Let’s talk about the singleton. I know plenty of women do and more power to ’em, but I just can’t image going solo. For starters, the asymmetry would drive me bonkers. A dozen years of non-stop yoga has left me freakishly in-tune with my body. What does that mean? Trust me, it’s not as fun as it sounds. Basically, my brain is constantly calibrating my body’s position, checking to see if things are centered, and gauging whether or not I’m using both sides evenly. (Yes, vacuuming is a bitch.) But before you judge me freakier than I really am, you should know that such hyper-awareness was borne of necessity. It’s my way of micro-managing the aches and pains of scoliosis.

Because my back curves in umpteen different directions, every day is a fruitless search for center. Until last month, my messed-up back was my “thing.” ‘Cause everyone needs to have one sucks-to-be-you health thing, right? Except me. Now I have two. Shit. Well, the point is that my obsession with symmetry means you won’t see me rocking the uniboob.

Oh, and before you talk to me about a prosthesis, keep in mind that handstands are vital to my sense of well being. Think about it. Fake boob. Tiny yoga top. Upside down. It ain’t pretty.

The Kitty Cure

What do self-respecting lesbians do in the face of a crisis? Get a cat of course. Yup, last week we adopted a 6-month-old kitten at the animal shelter where I volunteer as an adoption counselor. His name is Bindi. (Yes, I know, so many lesbian clichés in such a short little paragraph. Have I mentioned I teach yoga and drive a Subaru?)



One Week and Counting

I’m scheduled for a double mastectomy a week from today: Tuesday, March 3rd.

I’m guessing some of you might be asking yourself: how does a self-described indecisive person make up her mind? isn’t a double mastectomy a little drastic?  but my [insert name of sister/neighbor/friend here] had a boob-sparing lumpectomy…why in the world would catherine choose to cut off her breasts? Here’s the scoop on how I came to decide on the big “double M.”

To know me is to know that I am a small-breasted woman. I love my breasts. I love all breasts. What I didn’t love was the mental image of what my itty-bitty titty would look like after half of it was scooped out and the other half was nuked for six weeks. Aside from the potential side effects of radiation, such as bone-numbing fatigue, scarring, skin texture changes, and, in some cases, cancer (just what I need), I didn’t like what I saw. I envisioned something between a prune and a raisin–an unseemly picture the plastic surgeon did not contest.

What he did do was offer to slice a muscle from my back (or abs), thread it up into the cavity that was my breast, and wrap it around a nice, new implant, like a bow on a present. He presented this idea with a wink and a smile, like I was crazy not to jump at the chance.

Okay, let’s get this straight.

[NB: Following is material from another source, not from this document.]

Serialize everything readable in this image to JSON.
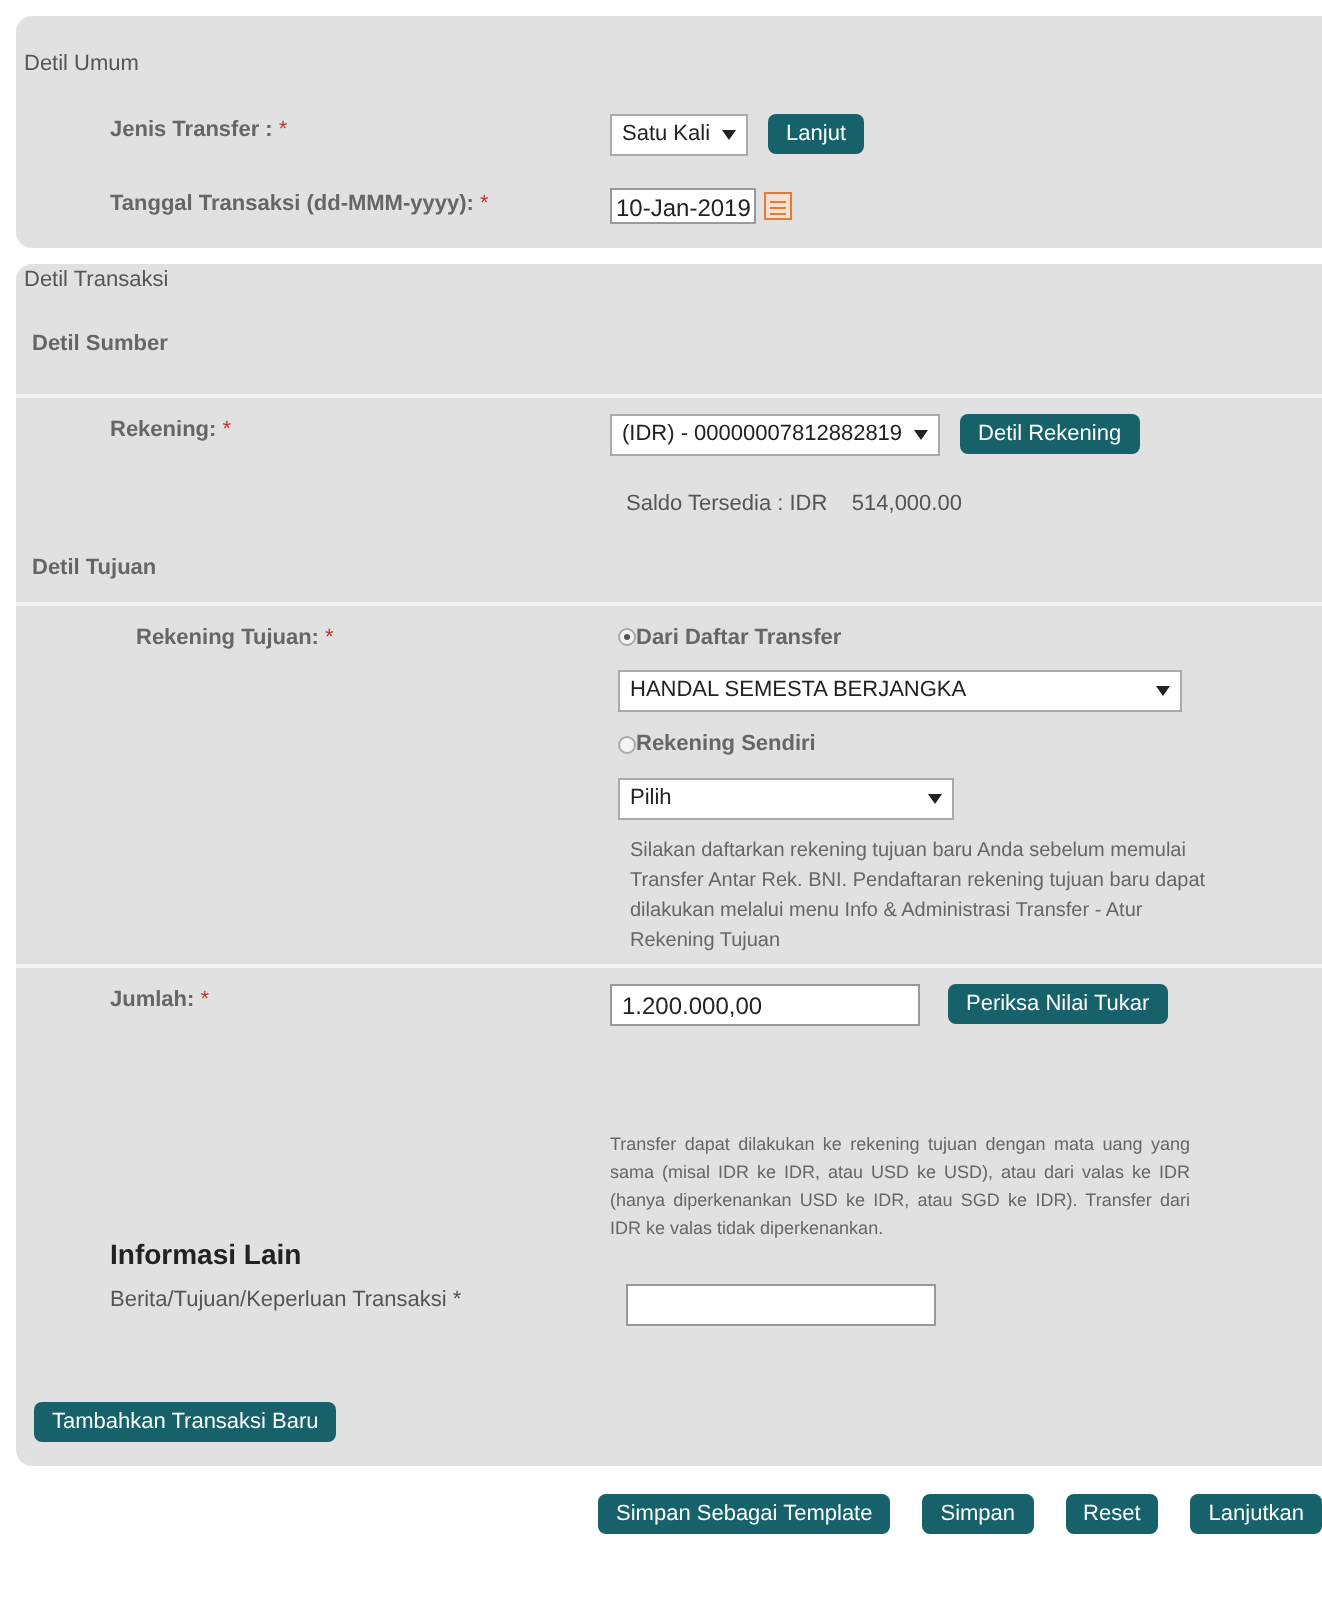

I’m supposed to sacrifice muscle for a nipple-less lump of half flesh, half silicone (oh, and by the way, that implant will need to be replaced every 10 years). Hey dude, I’ve worked way too hard for those muscles for you to carve them up and rearrange them into boob-like shapes. Not to mention, I’d rather use my muscles for rock climbing and handstands. Um, thanks but no thanks. I’m going to need all the strength in every one of those muscles to get me through this and whatever else comes my way.  

To be continued…

So Many Decisions…

My diagnostic Happy Meal contained several prizes. Some have yet to reveal themselves (chemo or no? only the lymphnodes know). Others are in the guise of a puzzle–each frustrating piece shape-shifting on the fly according to my answers to a series of mind-blowing questions: lumpectomy or mastectomy? single or double? fake boobs or flat chested?

Have I mentioned that I’m an incredibly indecisive person? As someone regularly beset by buyer’s remorse, the magnitude of this decision is unnerving. Just last month the biggest decision on my plate was whether or not to buy an espresso machine. Now, seemingly out of thin air, I’m asked to decide whether or not I’d like to keep my breasts. They gave me approximately two weeks to decide. How kind.